I took your Dockerfile and removed the parts that don't work for me:
FROM quay.io/kairos/debian:bookworm-standard-amd64-generic-v3.1.1-k3sv1.30.2-k3s1
#COPY rootfs/ /
RUN apt-get update && \
apt-get install -y \
bc=1.07.* \
bluetooth=5.66-* \
dbus-broker=33-* \
# for i915
fancontrol=1:3* \
htop=3.2.2* \
iotop=0.6-* \
nethogs=0.8.7* \
iscsiuio=2.1.8-1 \
smartmontools=7.3-* \
usbutils=1:014-* \
wget=1.21.* \
&& \
apt-get clean && rm -rf /var/lib/apt/lists/* && \
echo "TYZBIT_HOME_URL=https://github.com/tyzbit/kairos-distros" >> /etc/os-release && \
echo "TYZBIT_VARIANT=debian" >> /etc/os-release && \
systemctl enable dbus-broker.service
# Update kernel modules
RUN kernel=$(ls /lib/modules | head -n1) && \
depmod -a "${kernel}" && \
dracut -f "/boot/initrd-${kernel}" "${kernel}" && \
ln -sf "initrd-${kernel}" /boot/initrd
(removed the firmware packages that weren't available and the COPY rootfs/ /
part, because I don't have the directory and I don't know what it contains (maybe repository configuration for the missing packages?)
I built an image out of it with: docker built -t tyzbit-debian-image .
and I started auroraboot with:
docker run --rm -ti -v /var/run/docker.sock:/var/run/docker.sock --net host quay.io/kairos/auroraboot --set "container_image=docker://tyzbit-debian-image"
Then I started qemu, configured to boot from network first.
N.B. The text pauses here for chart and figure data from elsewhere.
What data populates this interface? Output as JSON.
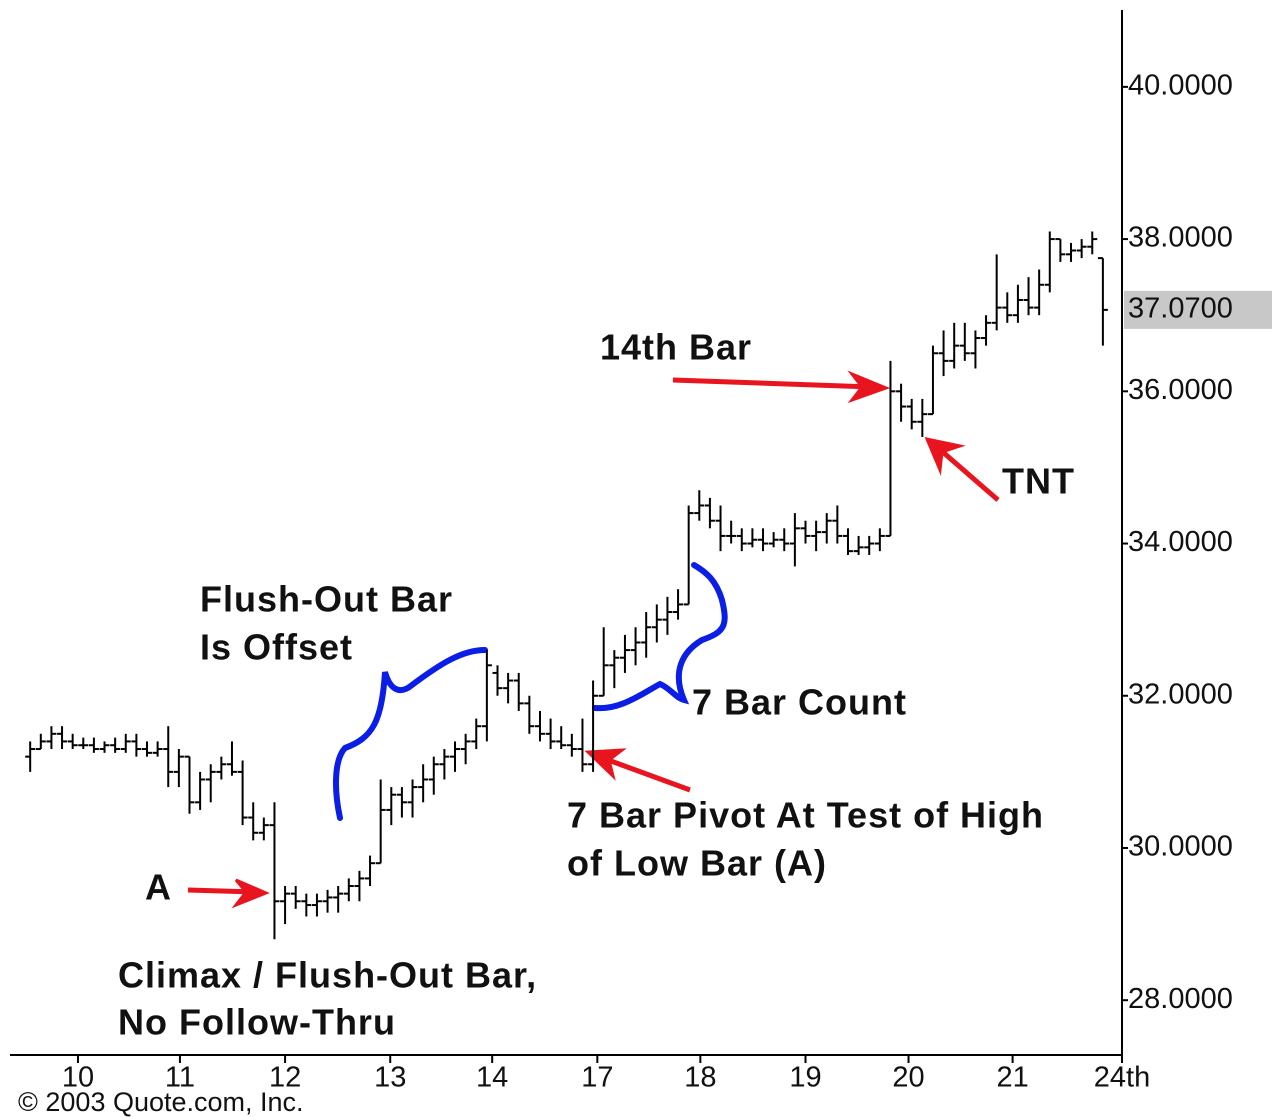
{
  "chart_data": {
    "type": "ohlc",
    "color": "#000000",
    "ylim": [
      27.28,
      41.01
    ],
    "yticks": [
      {
        "value": 28,
        "label": "28.0000"
      },
      {
        "value": 30,
        "label": "30.0000"
      },
      {
        "value": 32,
        "label": "32.0000"
      },
      {
        "value": 34,
        "label": "34.0000"
      },
      {
        "value": 36,
        "label": "36.0000"
      },
      {
        "value": 38,
        "label": "38.0000"
      },
      {
        "value": 40,
        "label": "40.0000"
      }
    ],
    "last_price": {
      "value": 37.07,
      "label": "37.0700"
    },
    "xlim": [
      -1.9,
      102.8
    ],
    "xticks": [
      {
        "value": 4.5,
        "label": "10"
      },
      {
        "value": 14.1,
        "label": "11"
      },
      {
        "value": 24.0,
        "label": "12"
      },
      {
        "value": 33.9,
        "label": "13"
      },
      {
        "value": 43.5,
        "label": "14"
      },
      {
        "value": 53.4,
        "label": "17"
      },
      {
        "value": 63.1,
        "label": "18"
      },
      {
        "value": 73.0,
        "label": "19"
      },
      {
        "value": 82.7,
        "label": "20"
      },
      {
        "value": 92.5,
        "label": "21"
      },
      {
        "value": 102.8,
        "label": "24th"
      }
    ],
    "open": [
      31.2,
      31.3,
      31.4,
      31.5,
      31.4,
      31.35,
      31.35,
      31.3,
      31.35,
      31.3,
      31.4,
      31.3,
      31.25,
      31.3,
      31.0,
      31.2,
      30.6,
      30.9,
      31.0,
      31.1,
      31.0,
      30.4,
      30.2,
      30.3,
      29.3,
      29.4,
      29.3,
      29.25,
      29.3,
      29.35,
      29.4,
      29.5,
      29.6,
      29.8,
      30.5,
      30.7,
      30.6,
      30.8,
      30.9,
      31.1,
      31.2,
      31.3,
      31.4,
      31.6,
      32.3,
      32.1,
      32.2,
      31.9,
      31.6,
      31.5,
      31.4,
      31.35,
      31.3,
      31.1,
      32.0,
      32.4,
      32.5,
      32.6,
      32.7,
      32.9,
      33.0,
      33.1,
      33.2,
      34.4,
      34.5,
      34.3,
      34.1,
      34.1,
      34.0,
      34.05,
      34.0,
      34.05,
      34.0,
      34.2,
      34.1,
      34.15,
      34.3,
      34.1,
      33.9,
      33.95,
      34.0,
      34.1,
      36.0,
      35.8,
      35.6,
      35.7,
      36.5,
      36.4,
      36.6,
      36.5,
      36.7,
      36.9,
      37.1,
      37.0,
      37.2,
      37.1,
      37.4,
      38.0,
      37.8,
      37.85,
      37.9,
      37.75
    ],
    "high": [
      31.4,
      31.5,
      31.6,
      31.6,
      31.5,
      31.45,
      31.45,
      31.4,
      31.45,
      31.5,
      31.5,
      31.4,
      31.4,
      31.6,
      31.3,
      31.2,
      31.0,
      31.1,
      31.2,
      31.4,
      31.15,
      30.6,
      30.4,
      30.6,
      29.5,
      29.5,
      29.4,
      29.4,
      29.45,
      29.5,
      29.6,
      29.7,
      29.9,
      30.9,
      30.8,
      30.8,
      30.9,
      31.1,
      31.2,
      31.3,
      31.4,
      31.5,
      31.7,
      32.6,
      32.4,
      32.3,
      32.3,
      32.0,
      31.8,
      31.7,
      31.6,
      31.5,
      31.7,
      32.2,
      32.9,
      32.6,
      32.8,
      32.9,
      33.1,
      33.2,
      33.3,
      33.4,
      34.5,
      34.7,
      34.6,
      34.5,
      34.3,
      34.2,
      34.2,
      34.2,
      34.15,
      34.2,
      34.4,
      34.3,
      34.3,
      34.4,
      34.5,
      34.2,
      34.1,
      34.1,
      34.2,
      36.4,
      36.1,
      35.9,
      35.9,
      36.6,
      36.8,
      36.9,
      36.9,
      36.8,
      37.0,
      37.8,
      37.3,
      37.4,
      37.5,
      37.6,
      38.1,
      38.0,
      37.95,
      38.0,
      38.1,
      37.75
    ],
    "low": [
      31.0,
      31.3,
      31.3,
      31.3,
      31.3,
      31.3,
      31.25,
      31.25,
      31.25,
      31.25,
      31.2,
      31.2,
      31.2,
      30.8,
      30.8,
      30.45,
      30.5,
      30.6,
      30.9,
      30.95,
      30.3,
      30.1,
      30.1,
      28.8,
      29.0,
      29.2,
      29.1,
      29.1,
      29.15,
      29.15,
      29.3,
      29.3,
      29.5,
      29.8,
      30.3,
      30.4,
      30.4,
      30.6,
      30.7,
      30.9,
      31.0,
      31.1,
      31.3,
      31.4,
      32.0,
      31.9,
      31.8,
      31.5,
      31.4,
      31.3,
      31.3,
      31.2,
      31.0,
      31.0,
      32.0,
      32.1,
      32.3,
      32.4,
      32.5,
      32.7,
      32.8,
      33.0,
      33.2,
      34.3,
      34.2,
      33.9,
      34.0,
      33.9,
      33.95,
      33.9,
      33.95,
      33.9,
      33.7,
      34.0,
      33.9,
      34.0,
      34.0,
      33.85,
      33.85,
      33.85,
      33.9,
      34.1,
      35.6,
      35.5,
      35.4,
      35.7,
      36.2,
      36.3,
      36.4,
      36.3,
      36.6,
      36.8,
      36.9,
      36.9,
      37.0,
      37.0,
      37.3,
      37.7,
      37.7,
      37.75,
      37.8,
      36.6
    ],
    "close": [
      31.3,
      31.4,
      31.5,
      31.4,
      31.35,
      31.35,
      31.3,
      31.35,
      31.3,
      31.4,
      31.3,
      31.25,
      31.3,
      31.0,
      31.2,
      30.6,
      30.9,
      31.0,
      31.1,
      31.0,
      30.4,
      30.2,
      30.3,
      29.3,
      29.4,
      29.3,
      29.25,
      29.3,
      29.35,
      29.4,
      29.5,
      29.6,
      29.8,
      30.5,
      30.7,
      30.6,
      30.8,
      30.9,
      31.1,
      31.2,
      31.3,
      31.4,
      31.6,
      32.4,
      32.1,
      32.2,
      31.9,
      31.6,
      31.5,
      31.4,
      31.35,
      31.3,
      31.1,
      32.0,
      32.4,
      32.5,
      32.6,
      32.7,
      32.9,
      33.0,
      33.1,
      33.2,
      34.4,
      34.5,
      34.3,
      34.1,
      34.1,
      34.0,
      34.05,
      34.0,
      34.05,
      34.0,
      34.2,
      34.1,
      34.15,
      34.3,
      34.1,
      33.9,
      33.95,
      34.0,
      34.1,
      36.0,
      35.8,
      35.6,
      35.7,
      36.5,
      36.4,
      36.6,
      36.5,
      36.7,
      36.9,
      37.1,
      37.0,
      37.2,
      37.1,
      37.4,
      38.0,
      37.8,
      37.85,
      37.9,
      38.0,
      37.07
    ],
    "annotations": [
      "Flush-Out Bar",
      "Is Offset",
      "A",
      "Climax / Flush-Out Bar,",
      "No Follow-Thru",
      "7 Bar Count",
      "7 Bar Pivot At Test of High",
      "of Low Bar (A)",
      "14th Bar",
      "TNT"
    ],
    "copyright": "© 2003 Quote.com, Inc."
  }
}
This is the output of the auroraboot container:
8:04AM INF Pulling container image 'tyzbit-debian-image' to '/tmp/temp-rootfs' (local: true)
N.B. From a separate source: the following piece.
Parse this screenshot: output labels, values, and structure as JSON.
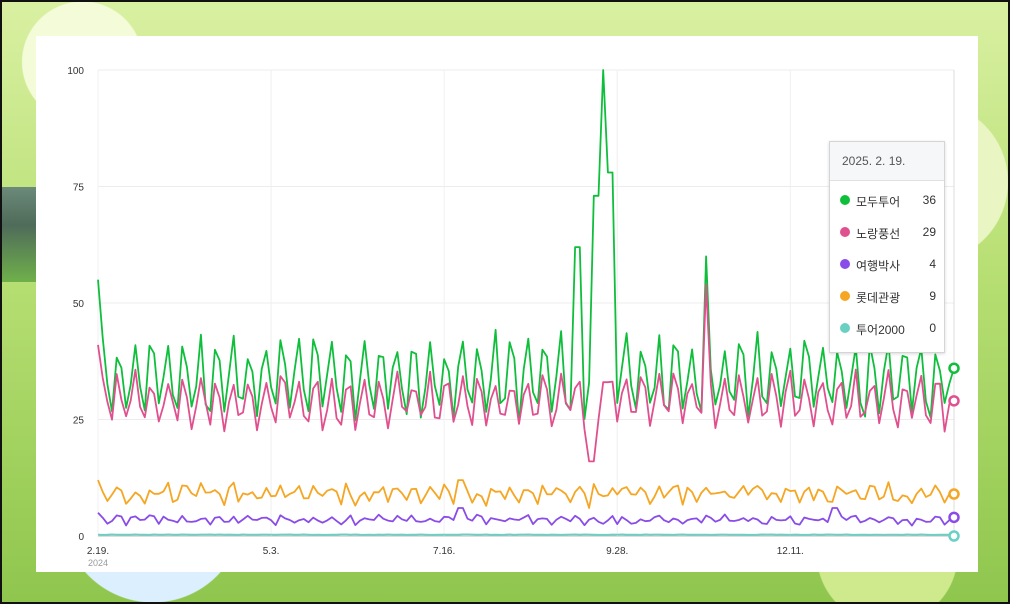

8:04AM INF Generating iso 'kairos' from '/tmp/temp-rootfs' to '/tmp/build'
8:06AM INF Extracting netboot artifacts 'kairos' from '/tmp/build/kairos.iso' to '/tmp/netboot'
8:06AM INF Listening on :8080...
8:06AM INF Start pixiecore
2024/09/05 08:12:29 DHCP: Offering to boot 52:54:00:0b:1e:22
2024/09/05 08:12:31 DHCP: Offering to boot 52:54:00:0b:1e:22
2024/09/05 08:12:32 TFTP: Sent "52:54:00:0b:1e:22/4" to 192.168.122.163:27833
2024/09/05 08:12:33 DHCP: Offering to boot 52:54:00:0b:1e:22
2024/09/05 08:12:33 HTTP: Sending ipxe boot script to 192.168.122.163:1025
2024/09/05 08:12:33 HTTP: Sent file "kernel" to 192.168.122.163:1025
2024/09/05 08:12:33 HTTP: Sent file "initrd-0" to 192.168.122.163:1025
2024/09/05 08:12:43 HTTP: Sent file "other-0" to 192.168.122.163:50414
2024/09/05 08:12:57 HTTP: Sent file "other-1" to 192.168.122.163:46738
and the VM boots just fine :shrug: .
Maybe what you have in the rootfs
directory is making it fail for you somehow?
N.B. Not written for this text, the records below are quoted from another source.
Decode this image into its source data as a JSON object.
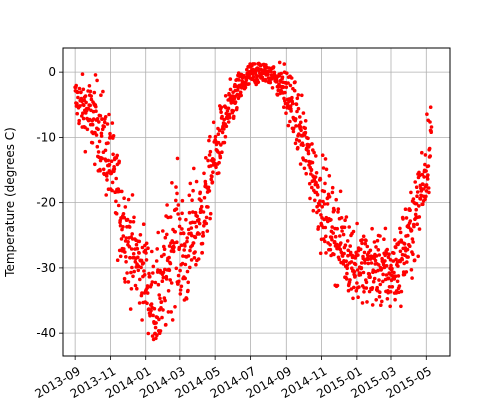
{
  "chart_data": {
    "type": "scatter",
    "title": "",
    "xlabel": "",
    "ylabel": "Temperature (degrees C)",
    "ylim": [
      -43.5,
      3.7
    ],
    "xlim": [
      "2013-08-11",
      "2015-06-11"
    ],
    "x_tick_labels": [
      "2013-09",
      "2013-11",
      "2014-01",
      "2014-03",
      "2014-05",
      "2014-07",
      "2014-09",
      "2014-11",
      "2015-01",
      "2015-03",
      "2015-05"
    ],
    "y_tick_labels": [
      "0",
      "-10",
      "-20",
      "-30",
      "-40"
    ],
    "y_ticks": [
      0,
      -10,
      -20,
      -30,
      -40
    ],
    "grid": true,
    "series": [
      {
        "color": "#ff0000",
        "marker": "circle",
        "description_points": [
          [
            "2013-09-01",
            -4
          ],
          [
            "2013-09-20",
            -6
          ],
          [
            "2013-10-10",
            -8
          ],
          [
            "2013-11-01",
            -14
          ],
          [
            "2013-11-20",
            -22
          ],
          [
            "2013-12-10",
            -28
          ],
          [
            "2014-01-01",
            -31
          ],
          [
            "2014-01-15",
            -36
          ],
          [
            "2014-02-01",
            -33
          ],
          [
            "2014-02-20",
            -24
          ],
          [
            "2014-03-10",
            -29
          ],
          [
            "2014-03-25",
            -24
          ],
          [
            "2014-04-10",
            -22
          ],
          [
            "2014-04-25",
            -15
          ],
          [
            "2014-05-10",
            -10
          ],
          [
            "2014-05-25",
            -6
          ],
          [
            "2014-06-10",
            -3
          ],
          [
            "2014-06-25",
            -1
          ],
          [
            "2014-07-10",
            0
          ],
          [
            "2014-07-25",
            0
          ],
          [
            "2014-08-10",
            -0.5
          ],
          [
            "2014-08-25",
            -2
          ],
          [
            "2014-09-10",
            -5
          ],
          [
            "2014-09-25",
            -9
          ],
          [
            "2014-10-10",
            -13
          ],
          [
            "2014-10-25",
            -18
          ],
          [
            "2014-11-10",
            -22
          ],
          [
            "2014-11-25",
            -25
          ],
          [
            "2014-12-10",
            -27
          ],
          [
            "2014-12-25",
            -29
          ],
          [
            "2015-01-10",
            -30
          ],
          [
            "2015-01-25",
            -30
          ],
          [
            "2015-02-10",
            -30
          ],
          [
            "2015-02-25",
            -31
          ],
          [
            "2015-03-10",
            -30
          ],
          [
            "2015-03-25",
            -27
          ],
          [
            "2015-04-10",
            -23
          ],
          [
            "2015-04-25",
            -17
          ],
          [
            "2015-05-05",
            -12
          ],
          [
            "2015-05-10",
            -9
          ]
        ],
        "scatter_spread": [
          [
            "2013-09-01",
            3
          ],
          [
            "2013-10-10",
            6
          ],
          [
            "2013-11-20",
            7
          ],
          [
            "2014-01-01",
            6
          ],
          [
            "2014-02-15",
            9
          ],
          [
            "2014-04-01",
            7
          ],
          [
            "2014-05-15",
            4
          ],
          [
            "2014-06-20",
            2
          ],
          [
            "2014-08-01",
            1.5
          ],
          [
            "2014-09-15",
            4
          ],
          [
            "2014-11-01",
            6
          ],
          [
            "2015-01-01",
            5
          ],
          [
            "2015-03-01",
            5
          ],
          [
            "2015-05-10",
            6
          ]
        ],
        "point_count": 1400
      }
    ]
  }
}
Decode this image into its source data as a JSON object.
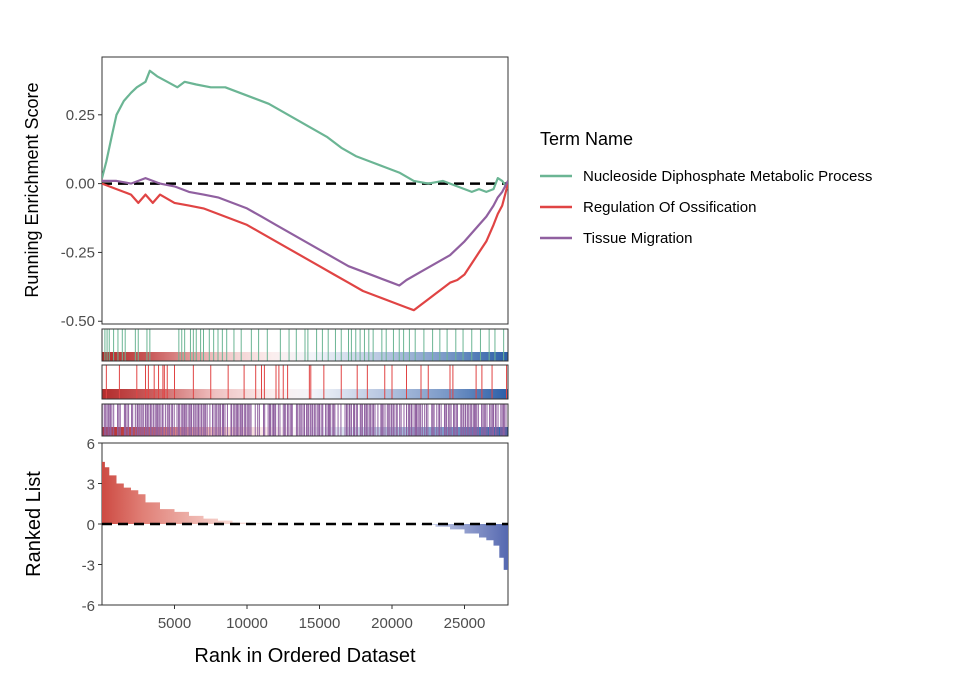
{
  "chart_data": {
    "type": "line",
    "top_panel": {
      "ylabel": "Running Enrichment Score",
      "ylim": [
        -0.51,
        0.46
      ],
      "yticks": [
        0.25,
        0.0,
        -0.25,
        -0.5
      ],
      "ytick_labels": [
        "0.25",
        "0.00",
        "-0.25",
        "-0.50"
      ],
      "hline": 0,
      "series": [
        {
          "name": "Nucleoside Diphosphate Metabolic Process",
          "color": "#6bb594",
          "x": [
            0,
            300,
            700,
            1000,
            1500,
            2000,
            2400,
            3000,
            3300,
            3800,
            4500,
            5200,
            5700,
            6500,
            7500,
            8500,
            9500,
            10500,
            11500,
            12500,
            13500,
            14500,
            15500,
            16500,
            17500,
            18500,
            19500,
            20500,
            21500,
            22500,
            23500,
            24500,
            25500,
            26000,
            26500,
            27000,
            27300,
            27600,
            28000
          ],
          "values": [
            0.02,
            0.08,
            0.18,
            0.25,
            0.3,
            0.33,
            0.35,
            0.37,
            0.41,
            0.39,
            0.37,
            0.35,
            0.37,
            0.36,
            0.35,
            0.35,
            0.33,
            0.31,
            0.29,
            0.26,
            0.23,
            0.2,
            0.17,
            0.13,
            0.1,
            0.08,
            0.06,
            0.04,
            0.01,
            0.0,
            0.01,
            -0.01,
            -0.03,
            -0.02,
            -0.03,
            -0.02,
            0.02,
            0.01,
            -0.02
          ]
        },
        {
          "name": "Regulation Of Ossification",
          "color": "#e04444",
          "x": [
            0,
            500,
            1000,
            1500,
            2000,
            2500,
            3000,
            3500,
            4000,
            5000,
            6000,
            7000,
            8000,
            9000,
            10000,
            11000,
            12000,
            13000,
            14000,
            15000,
            16000,
            17000,
            18000,
            19000,
            20000,
            21000,
            21500,
            22000,
            22500,
            23000,
            23500,
            24000,
            24500,
            25000,
            25500,
            26000,
            26500,
            27000,
            27300,
            27600,
            28000
          ],
          "values": [
            0.0,
            -0.01,
            -0.02,
            -0.03,
            -0.04,
            -0.07,
            -0.04,
            -0.07,
            -0.04,
            -0.07,
            -0.08,
            -0.09,
            -0.11,
            -0.13,
            -0.15,
            -0.18,
            -0.21,
            -0.24,
            -0.27,
            -0.3,
            -0.33,
            -0.36,
            -0.39,
            -0.41,
            -0.43,
            -0.45,
            -0.46,
            -0.44,
            -0.42,
            -0.4,
            -0.38,
            -0.36,
            -0.35,
            -0.33,
            -0.29,
            -0.25,
            -0.21,
            -0.15,
            -0.11,
            -0.08,
            0.0
          ]
        },
        {
          "name": "Tissue Migration",
          "color": "#9060a0",
          "x": [
            0,
            1000,
            2000,
            3000,
            3500,
            4000,
            5000,
            6000,
            7000,
            8000,
            9000,
            10000,
            11000,
            12000,
            13000,
            14000,
            15000,
            16000,
            17000,
            18000,
            19000,
            20000,
            20500,
            21000,
            22000,
            23000,
            24000,
            25000,
            26000,
            26500,
            27000,
            27300,
            27600,
            28000
          ],
          "values": [
            0.01,
            0.01,
            0.0,
            0.02,
            0.01,
            0.0,
            -0.01,
            -0.03,
            -0.04,
            -0.05,
            -0.07,
            -0.09,
            -0.12,
            -0.15,
            -0.18,
            -0.21,
            -0.24,
            -0.27,
            -0.3,
            -0.32,
            -0.34,
            -0.36,
            -0.37,
            -0.35,
            -0.32,
            -0.29,
            -0.26,
            -0.21,
            -0.15,
            -0.12,
            -0.08,
            -0.05,
            -0.03,
            0.01
          ]
        }
      ]
    },
    "hit_panels": [
      {
        "series": "Nucleoside Diphosphate Metabolic Process",
        "color": "#6bb594",
        "hits": [
          200,
          350,
          500,
          800,
          1100,
          1400,
          1600,
          2300,
          2500,
          3100,
          3300,
          5300,
          5500,
          5700,
          6100,
          6300,
          6500,
          6800,
          7000,
          7400,
          7700,
          8000,
          8300,
          8600,
          9100,
          9600,
          10300,
          10800,
          11400,
          12300,
          12900,
          13400,
          14000,
          14200,
          14800,
          15200,
          15600,
          16100,
          16500,
          17000,
          17200,
          17500,
          17800,
          18100,
          18400,
          18700,
          19300,
          19600,
          20100,
          20500,
          20800,
          21200,
          21600,
          22200,
          22800,
          23300,
          23800,
          24400,
          24900,
          25500,
          26100,
          26700,
          27100,
          27700
        ]
      },
      {
        "series": "Regulation Of Ossification",
        "color": "#e04444",
        "hits": [
          300,
          1200,
          2400,
          3000,
          3200,
          3600,
          3900,
          4200,
          4300,
          4500,
          5000,
          6300,
          7500,
          8700,
          9800,
          10600,
          11000,
          11200,
          12000,
          12200,
          12500,
          12800,
          14300,
          14400,
          15300,
          16500,
          17600,
          18300,
          19500,
          20000,
          21000,
          22000,
          22500,
          24000,
          24200,
          25800,
          26200,
          26900,
          27900
        ]
      },
      {
        "series": "Tissue Migration",
        "color": "#9060a0",
        "density": 0.82
      }
    ],
    "ranked_panel": {
      "ylabel": "Ranked List",
      "ylim": [
        -6,
        6
      ],
      "yticks": [
        6,
        3,
        0,
        -3,
        -6
      ],
      "ytick_labels": [
        "6",
        "3",
        "0",
        "-3",
        "-6"
      ],
      "hline": 0,
      "x": [
        0,
        200,
        500,
        1000,
        1500,
        2000,
        2500,
        3000,
        4000,
        5000,
        6000,
        7000,
        8000,
        9000,
        10000,
        12000,
        14000,
        16000,
        18000,
        20000,
        22000,
        23000,
        24000,
        25000,
        26000,
        26500,
        27000,
        27400,
        27700,
        28000
      ],
      "values": [
        4.6,
        4.2,
        3.6,
        3.0,
        2.7,
        2.5,
        2.2,
        1.6,
        1.1,
        0.9,
        0.6,
        0.4,
        0.25,
        0.1,
        0.05,
        0.0,
        0.0,
        0.0,
        0.0,
        0.0,
        -0.05,
        -0.2,
        -0.4,
        -0.7,
        -1.0,
        -1.2,
        -1.6,
        -2.5,
        -3.4,
        -4.6
      ]
    },
    "xlabel": "Rank in Ordered Dataset",
    "xlim": [
      0,
      28000
    ],
    "xticks": [
      5000,
      10000,
      15000,
      20000,
      25000
    ],
    "xtick_labels": [
      "5000",
      "10000",
      "15000",
      "20000",
      "25000"
    ],
    "legend": {
      "title": "Term Name",
      "position": "right",
      "entries": [
        "Nucleoside Diphosphate Metabolic Process",
        "Regulation Of Ossification",
        "Tissue Migration"
      ]
    },
    "colors": {
      "heat_high": "#b22222",
      "heat_mid": "#ffffff",
      "heat_low": "#2b5ea7",
      "frame": "#333333"
    }
  }
}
I commented out the iscsiuio=2.1.8-1 \
line in the Dockerfile, to make sure it's the actual fix. It turns out, the VM boots fine even without it. I can't recall if we every managed to reproduce the issue and looking at the comments above, we only seem to have tried with the possible "fix" not without it.
So we are one step backwards now, we need to reproduce the issue before we can say we have a fix. The question is how? Are there any specific steps that we can take to make this happen locally using qemu?